Looking deeply, you realize that even though the code appears to finalize the data, it defers the finalization to run when that multi-hundred-lines-long function returns. The function uploads the data to a server before it has a chance to finalize it.

You comment your finding on the pull request, and figure you would try the AI code review tool again. This time, it magically figures out the same problem that you commented on, without crediting your work.

There are still some obvious issues about the incoherent coding style, the complexity, the unhelpful comments, and the unnecessary changes, but you have no energy to deal with that right now. You just merge the rest of the pull requests because it would have taken too long to write the comments to point them out.

After all, you still have your own pull requests that you hope to send out by the end of the day. Your manager informed you the day before that your position will be eliminated next month due to organizational strategy. Your coworker gets to keep his job.

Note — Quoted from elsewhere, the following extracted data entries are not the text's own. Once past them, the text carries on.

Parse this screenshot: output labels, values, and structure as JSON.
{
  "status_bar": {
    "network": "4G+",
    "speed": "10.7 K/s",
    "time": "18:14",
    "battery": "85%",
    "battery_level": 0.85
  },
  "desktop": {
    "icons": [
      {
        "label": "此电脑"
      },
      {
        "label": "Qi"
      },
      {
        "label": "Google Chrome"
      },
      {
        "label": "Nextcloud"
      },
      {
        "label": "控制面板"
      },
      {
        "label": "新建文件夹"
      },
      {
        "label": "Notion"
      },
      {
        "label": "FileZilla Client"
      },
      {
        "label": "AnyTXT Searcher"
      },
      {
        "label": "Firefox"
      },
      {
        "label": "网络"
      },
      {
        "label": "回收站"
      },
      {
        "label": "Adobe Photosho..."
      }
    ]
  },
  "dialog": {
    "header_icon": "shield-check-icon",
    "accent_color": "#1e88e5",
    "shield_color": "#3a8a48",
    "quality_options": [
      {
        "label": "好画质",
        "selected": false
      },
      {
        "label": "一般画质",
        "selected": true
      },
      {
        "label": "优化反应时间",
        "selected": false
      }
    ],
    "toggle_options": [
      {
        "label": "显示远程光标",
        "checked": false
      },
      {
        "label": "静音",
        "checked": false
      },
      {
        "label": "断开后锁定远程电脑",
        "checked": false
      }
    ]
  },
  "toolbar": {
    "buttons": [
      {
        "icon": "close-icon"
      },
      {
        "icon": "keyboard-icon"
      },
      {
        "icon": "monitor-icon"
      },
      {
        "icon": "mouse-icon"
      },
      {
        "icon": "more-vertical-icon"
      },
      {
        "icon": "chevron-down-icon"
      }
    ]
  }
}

There is a lot to unpack here, but there are some obvious predictions we can make when this scenario becomes more prevalent.

  • Organizations who value productivity will encourage more use of AI without considering the impact on its code base.
  • The code base will become increasingly unmaintainable by manual effort, and it will require more use of AI, as a self-fulfilling prophecy.
  • The institutional knowledge why the code was written will be lost, resulting in a collapse of human knowledge.
  • Increased complexity of code also means they run less efficiently, consuming more electricity yet run more slowly on fast hardware.
  • More electricity consumption means higher carbon footprint from the power generation, resulting in the worsening of global warming and climate change.
  • Data centers running AI operated by powerful conglomerates consume so much electricity that already makes electricity more expensive.

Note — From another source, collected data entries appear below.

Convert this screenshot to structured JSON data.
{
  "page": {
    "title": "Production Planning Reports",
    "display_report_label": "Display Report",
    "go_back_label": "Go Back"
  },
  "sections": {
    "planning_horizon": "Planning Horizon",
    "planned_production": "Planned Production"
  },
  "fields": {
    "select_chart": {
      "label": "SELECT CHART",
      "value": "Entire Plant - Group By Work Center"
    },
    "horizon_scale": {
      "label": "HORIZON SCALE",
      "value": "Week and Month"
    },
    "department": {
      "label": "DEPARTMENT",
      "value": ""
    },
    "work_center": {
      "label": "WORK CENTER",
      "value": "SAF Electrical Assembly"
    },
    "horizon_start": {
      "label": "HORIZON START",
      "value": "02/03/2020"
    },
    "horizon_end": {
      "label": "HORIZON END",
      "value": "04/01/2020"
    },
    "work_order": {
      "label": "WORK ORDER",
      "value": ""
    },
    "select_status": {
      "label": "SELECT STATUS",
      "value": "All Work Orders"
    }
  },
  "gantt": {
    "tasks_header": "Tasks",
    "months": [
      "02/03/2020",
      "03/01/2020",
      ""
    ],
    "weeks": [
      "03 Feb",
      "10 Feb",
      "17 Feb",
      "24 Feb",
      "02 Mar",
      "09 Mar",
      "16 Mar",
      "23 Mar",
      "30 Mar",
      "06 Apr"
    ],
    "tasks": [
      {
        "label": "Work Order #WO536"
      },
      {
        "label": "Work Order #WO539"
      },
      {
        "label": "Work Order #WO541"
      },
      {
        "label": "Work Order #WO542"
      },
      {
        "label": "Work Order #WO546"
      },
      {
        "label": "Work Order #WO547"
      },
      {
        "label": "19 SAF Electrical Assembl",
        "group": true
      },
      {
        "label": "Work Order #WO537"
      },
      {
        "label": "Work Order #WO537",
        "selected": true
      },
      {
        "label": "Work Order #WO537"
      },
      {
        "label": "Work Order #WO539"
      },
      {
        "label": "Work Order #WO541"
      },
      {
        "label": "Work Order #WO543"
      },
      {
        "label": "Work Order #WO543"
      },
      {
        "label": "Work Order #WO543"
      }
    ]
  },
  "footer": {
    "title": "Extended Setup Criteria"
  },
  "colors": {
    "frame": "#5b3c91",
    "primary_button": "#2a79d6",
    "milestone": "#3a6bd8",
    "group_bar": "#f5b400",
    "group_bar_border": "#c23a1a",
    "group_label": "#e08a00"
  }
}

This case study provides a concrete example how the indiscriminate use of AI causes problems. However, AI is not inherently bad. It just exacerbates existing societal problems.

  • Many organizations already measure productivity by lines of code, the number of pull requests or issues solved, or other artificial metrics that are easy to measure.
  • There are metrics that measure the efficacy of the code: latency, throughput, cycle/ops counting, memory usage (or any sort of resource usage) and cost. But they are not as easy to measure or attribute correctly, so organizations that focus on growth will often deprioritize them.
  • Human knowledge is already susceptible to degradation over a game of telephones, not to mention getting poisoned by fake news or the desire to chase glory and fame over the desire to seek the truth.
  • Externalities from economic activities result in consequences on a third-party, whose cost is not captured by the economic transaction.
  • Unfair distribution of resources that disproportionally impacts the poor.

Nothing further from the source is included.